Tarot journal
"You have training or studies to do. Either you need to improve your work or an activity, or you are preparing yourself to return to school. This will be an intensive training and you will require a strong will. It will take you lots of time and efforts. You will be placed in competition with others and you will have to cut you a path among the bests. You will absolutely need to do the best that you can, because you will be evaluated. At some point, you will come close to a failure or you will lose confidence in you. A desire of dropout will arise. You will come to a point of questioning the need, for you, to continue this training. You will overcome this stage and you will continue. This training will be recognized by the authorities and you will get a diploma, a certificate or any other paper that you will carefully preserve and that will be useful afterwards. You will be really proud of you. Keywords: learning, art, determination." My latin Tarot
Should I really believe what it says? I mean, I do feel that way because of my course since it isn't as easy as it may seem. I'm only at the beginning but I feel like I should've taken another course instead of nursing. Why? Because it was never my idea in the first place and I doubted my self if I should continue to going to school, I was planning on getting a job at first. But everyone wanted me to be a nurse now I'm not sure if I should continue it...I did enjoy my retdems during my second semester, but at the start of that semester odd and challenging things happened that made me realize what kind of life I've lived until now.

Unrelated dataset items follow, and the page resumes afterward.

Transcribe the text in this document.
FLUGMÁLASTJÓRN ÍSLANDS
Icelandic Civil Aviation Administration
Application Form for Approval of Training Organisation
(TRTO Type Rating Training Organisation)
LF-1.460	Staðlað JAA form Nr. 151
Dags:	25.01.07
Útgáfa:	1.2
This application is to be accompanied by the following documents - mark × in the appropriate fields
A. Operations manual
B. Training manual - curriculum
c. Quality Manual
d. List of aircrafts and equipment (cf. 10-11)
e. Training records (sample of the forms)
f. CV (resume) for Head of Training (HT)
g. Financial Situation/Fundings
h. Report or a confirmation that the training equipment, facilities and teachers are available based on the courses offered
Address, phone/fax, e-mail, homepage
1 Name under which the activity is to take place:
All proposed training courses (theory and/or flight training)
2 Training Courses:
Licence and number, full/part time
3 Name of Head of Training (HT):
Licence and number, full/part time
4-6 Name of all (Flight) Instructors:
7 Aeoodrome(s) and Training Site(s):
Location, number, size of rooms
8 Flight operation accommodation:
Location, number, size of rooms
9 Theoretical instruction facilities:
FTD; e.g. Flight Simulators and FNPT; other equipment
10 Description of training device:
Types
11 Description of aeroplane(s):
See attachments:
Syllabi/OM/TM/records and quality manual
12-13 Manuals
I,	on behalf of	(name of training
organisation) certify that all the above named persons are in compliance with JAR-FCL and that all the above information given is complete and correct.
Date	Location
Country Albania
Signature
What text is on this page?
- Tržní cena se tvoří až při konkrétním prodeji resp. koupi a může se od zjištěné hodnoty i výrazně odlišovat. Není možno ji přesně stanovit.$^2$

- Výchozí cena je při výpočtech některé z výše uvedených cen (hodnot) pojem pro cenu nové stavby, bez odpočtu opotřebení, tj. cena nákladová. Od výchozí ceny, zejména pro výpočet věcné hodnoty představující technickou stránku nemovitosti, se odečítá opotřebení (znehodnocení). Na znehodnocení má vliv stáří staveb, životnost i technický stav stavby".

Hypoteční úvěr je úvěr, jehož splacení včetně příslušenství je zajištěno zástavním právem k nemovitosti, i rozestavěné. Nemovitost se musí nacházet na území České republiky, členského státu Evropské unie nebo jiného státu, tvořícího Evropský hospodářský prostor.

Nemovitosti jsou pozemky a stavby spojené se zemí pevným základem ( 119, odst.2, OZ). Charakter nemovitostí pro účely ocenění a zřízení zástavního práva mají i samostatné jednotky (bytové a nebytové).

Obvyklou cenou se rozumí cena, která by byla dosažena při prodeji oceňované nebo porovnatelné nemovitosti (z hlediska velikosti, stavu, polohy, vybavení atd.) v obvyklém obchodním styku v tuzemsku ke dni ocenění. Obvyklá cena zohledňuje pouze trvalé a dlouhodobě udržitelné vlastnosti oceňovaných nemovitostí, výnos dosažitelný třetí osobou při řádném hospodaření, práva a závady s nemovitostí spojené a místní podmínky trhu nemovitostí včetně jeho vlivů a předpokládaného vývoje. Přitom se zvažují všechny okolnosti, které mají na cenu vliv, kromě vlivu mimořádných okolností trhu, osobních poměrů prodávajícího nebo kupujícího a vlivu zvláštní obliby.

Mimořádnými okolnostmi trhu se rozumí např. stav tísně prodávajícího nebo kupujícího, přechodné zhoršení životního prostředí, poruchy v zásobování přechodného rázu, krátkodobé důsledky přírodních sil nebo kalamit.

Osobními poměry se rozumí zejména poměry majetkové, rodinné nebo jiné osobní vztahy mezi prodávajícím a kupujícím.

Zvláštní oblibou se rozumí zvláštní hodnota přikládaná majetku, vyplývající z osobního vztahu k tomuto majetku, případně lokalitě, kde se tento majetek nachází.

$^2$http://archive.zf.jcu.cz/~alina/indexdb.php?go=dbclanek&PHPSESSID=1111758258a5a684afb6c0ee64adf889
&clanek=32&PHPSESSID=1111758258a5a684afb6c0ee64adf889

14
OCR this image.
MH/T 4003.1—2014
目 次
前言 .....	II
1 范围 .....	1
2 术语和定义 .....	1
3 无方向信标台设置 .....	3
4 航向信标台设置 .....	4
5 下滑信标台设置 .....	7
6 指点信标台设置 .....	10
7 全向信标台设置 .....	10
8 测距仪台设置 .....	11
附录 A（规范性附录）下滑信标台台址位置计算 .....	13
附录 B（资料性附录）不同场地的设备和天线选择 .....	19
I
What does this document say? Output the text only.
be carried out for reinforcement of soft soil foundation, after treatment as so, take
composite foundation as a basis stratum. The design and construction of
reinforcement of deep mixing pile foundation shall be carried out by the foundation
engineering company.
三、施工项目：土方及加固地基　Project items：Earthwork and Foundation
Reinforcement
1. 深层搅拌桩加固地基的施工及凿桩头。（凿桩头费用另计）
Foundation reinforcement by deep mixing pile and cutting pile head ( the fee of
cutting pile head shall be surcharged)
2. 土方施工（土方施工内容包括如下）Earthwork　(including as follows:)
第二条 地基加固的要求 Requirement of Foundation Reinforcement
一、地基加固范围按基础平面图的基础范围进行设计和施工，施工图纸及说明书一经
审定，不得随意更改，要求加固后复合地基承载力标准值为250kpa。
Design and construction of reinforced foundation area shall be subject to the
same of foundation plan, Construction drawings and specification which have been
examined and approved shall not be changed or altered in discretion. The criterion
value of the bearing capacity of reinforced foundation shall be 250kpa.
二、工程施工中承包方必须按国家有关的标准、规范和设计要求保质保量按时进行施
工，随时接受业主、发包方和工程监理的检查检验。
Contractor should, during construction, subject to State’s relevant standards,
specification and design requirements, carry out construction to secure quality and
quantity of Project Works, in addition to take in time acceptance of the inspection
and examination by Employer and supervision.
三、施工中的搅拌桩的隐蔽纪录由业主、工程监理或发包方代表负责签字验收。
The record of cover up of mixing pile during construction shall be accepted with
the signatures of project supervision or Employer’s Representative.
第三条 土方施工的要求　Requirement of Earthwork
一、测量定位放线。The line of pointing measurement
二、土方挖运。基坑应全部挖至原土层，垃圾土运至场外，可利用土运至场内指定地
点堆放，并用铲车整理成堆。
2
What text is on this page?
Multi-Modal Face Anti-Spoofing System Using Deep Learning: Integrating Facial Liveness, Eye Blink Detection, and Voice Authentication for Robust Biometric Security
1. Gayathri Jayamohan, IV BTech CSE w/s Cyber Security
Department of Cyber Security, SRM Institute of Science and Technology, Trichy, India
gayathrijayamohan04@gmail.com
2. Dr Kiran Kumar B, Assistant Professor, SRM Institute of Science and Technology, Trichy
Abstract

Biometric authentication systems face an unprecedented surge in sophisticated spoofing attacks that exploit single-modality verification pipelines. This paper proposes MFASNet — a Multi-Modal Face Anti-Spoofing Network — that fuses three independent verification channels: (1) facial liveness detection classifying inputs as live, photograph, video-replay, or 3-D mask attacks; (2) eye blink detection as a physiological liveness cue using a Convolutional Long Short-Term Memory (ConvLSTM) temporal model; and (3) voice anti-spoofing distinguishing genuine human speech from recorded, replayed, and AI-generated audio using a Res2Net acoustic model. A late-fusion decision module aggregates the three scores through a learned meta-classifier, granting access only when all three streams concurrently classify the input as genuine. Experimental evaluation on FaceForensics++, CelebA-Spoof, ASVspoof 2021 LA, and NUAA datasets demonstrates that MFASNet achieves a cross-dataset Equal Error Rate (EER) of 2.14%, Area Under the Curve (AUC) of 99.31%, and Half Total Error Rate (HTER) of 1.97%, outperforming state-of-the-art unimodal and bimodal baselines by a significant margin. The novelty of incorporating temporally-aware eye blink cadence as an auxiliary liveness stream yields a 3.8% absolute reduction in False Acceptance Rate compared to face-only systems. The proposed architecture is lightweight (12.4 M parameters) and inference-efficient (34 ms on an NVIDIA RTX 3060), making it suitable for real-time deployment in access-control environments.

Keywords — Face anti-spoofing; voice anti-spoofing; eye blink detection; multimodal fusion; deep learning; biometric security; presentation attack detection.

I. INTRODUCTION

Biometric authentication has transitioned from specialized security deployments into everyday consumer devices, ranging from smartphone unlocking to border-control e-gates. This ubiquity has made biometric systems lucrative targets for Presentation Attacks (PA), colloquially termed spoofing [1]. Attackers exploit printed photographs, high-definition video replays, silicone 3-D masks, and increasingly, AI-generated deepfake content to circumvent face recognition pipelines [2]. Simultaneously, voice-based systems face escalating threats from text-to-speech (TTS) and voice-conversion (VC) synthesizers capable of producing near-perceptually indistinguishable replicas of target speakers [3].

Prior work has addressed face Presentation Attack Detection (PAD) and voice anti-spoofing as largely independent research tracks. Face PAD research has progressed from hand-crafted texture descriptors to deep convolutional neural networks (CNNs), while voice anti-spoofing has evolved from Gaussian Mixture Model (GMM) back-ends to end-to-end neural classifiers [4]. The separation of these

It wasn't easy to get thru 4 years of highschool since I didn't like studying or enjoyed going to school and wait for that horrible subject to come up. But I managed to muster up all the guts I have and go thru it all. In the end I earned my highschool diploma and now I'm in college. sweet.
At first, I thought great I'm stuck with a bunch of losers for two weeks before official classes starts. I had to go into this 2 week bridging classes for soon-to-be college students for science, mathematics, and english. Okay, so I did loosen up during 4th grading period so I kinda earned a 74+ passing rate. It's not so bad and besides I don't really care about that or did I ever learned to care about it. I may be laid back for lots of thing, but I still don't like to fail at something. So after the first week I immediately drop outta the classes because they were boring me to death and when official classes started the guards at the entrance told me that I wouldn't be able to wear a skirt! MY FREAKIN SKIRT! I CANT WEAR MY ALL TIME FAVORITE SKIRT BECAUSE OF YOUR FUCKING RULES?! FUCK!
'Ahem' that was first semester at that time I barely ventured out into the world of internet savvy-ness. What sad was I deleted my highschool blog from friendster! I started RF during first semester....then deleted the original title....It used to be called welcometocollege or collegelife or something close to that crap. Now, its Random Fanatic. Why? read 'MOI'
Yeah, I found new friends but one thing that I hated the most was group projects and all of that. I thought college was something that you go at it alone cause you deserve it. But, I guess its all about being a team player and a strong leader for your group mates to believe in you and behave at the same time. Wow.
Second semester wasn't all the best. We had financial problems that would always put me in a strong depression which made me cry in the middle of my study or just made me feel miserable every where I go. Financially & emotionally unstable we were...Its terrible. I tried talking about it but people didn't seem to understand nor did they ever were empathic about it. So I didn't talked about it because its useless and where did I go to let all of these out? Through my cards my divination cards because no one else understands me better and franker than my tarot cards.